Как часто на склоне лет художник разочаровывается в своих творениях? Ужас овладевает им, когда, оглядываясь на пройденный — короткий или длинный жизненный путь, он видит лишь прах да суету сует. Страшно это предсмертное разочарование уходящих, ужасен кровавый пот, которым они обливаются потом под сенью олив, и чувство, что все их самопожертвование — ибо жизнь художника всегда жертва — напрасно. Потому и этот вопросительный знак, поставленный Шопеном над всем его творчеством, так нас потрясает. «…Куда запропастилось мое искусство?» Хотелось бы сказать пану Фридерику — тогда, более ста лет назад, — что не запропастилось, что оно существует, живет и является живительным источником для стольких людей на целом свете. И горестно нам оттого, что он, сидя там, в прекрасном чужом городе, у столика доктора Лыщинского, мог хоть на мгновение усомниться в своем бессмертном искусстве.

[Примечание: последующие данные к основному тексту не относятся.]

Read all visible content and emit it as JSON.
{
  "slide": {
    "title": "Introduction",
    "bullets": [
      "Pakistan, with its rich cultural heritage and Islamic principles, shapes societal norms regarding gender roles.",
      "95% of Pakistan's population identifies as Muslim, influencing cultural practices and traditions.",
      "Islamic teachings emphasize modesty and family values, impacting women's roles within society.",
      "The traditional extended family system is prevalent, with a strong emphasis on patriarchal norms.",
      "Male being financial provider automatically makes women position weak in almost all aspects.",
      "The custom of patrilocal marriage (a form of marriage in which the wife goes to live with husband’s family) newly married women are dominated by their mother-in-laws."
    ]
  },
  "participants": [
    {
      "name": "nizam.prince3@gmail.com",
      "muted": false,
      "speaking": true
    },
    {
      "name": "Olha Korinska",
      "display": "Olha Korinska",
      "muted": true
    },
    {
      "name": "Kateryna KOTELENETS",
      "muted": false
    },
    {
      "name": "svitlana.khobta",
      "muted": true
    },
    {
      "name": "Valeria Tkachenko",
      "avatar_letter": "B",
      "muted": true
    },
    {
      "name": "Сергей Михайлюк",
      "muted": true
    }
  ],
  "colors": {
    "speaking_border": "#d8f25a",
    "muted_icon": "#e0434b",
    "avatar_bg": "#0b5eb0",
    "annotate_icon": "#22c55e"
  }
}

«А сердце мое где истратил?» Тут наши утешения были бы неискренни. Не подлежит сомнению — сердце истратил. Но из этой боли, из этого общения с непонимающей его женщиной, из смешения чувств: к Марии, Дельфине, Авроре, Соланж, которые привели к неприкаянности и трагическому возгласу «один, один, один», — рождалось искусство Шопена. Его питали народ и эта боль. Но если бы мы могли перенестись в Эдинбург и отступить во времени до того дня — тридцатого октября, уже довольно холодного, и склониться над столом, за которым он пишет письмо, и сказать ему: «Пан Фридерик, весь народ с вами», — он бы мог резонно ответить: «Народ мне не нужен. Мне нужно, чтобы к голове моей прикоснулись две нежные руки!» Мы бы умолкли. Ведь этого дать не может и весь народ.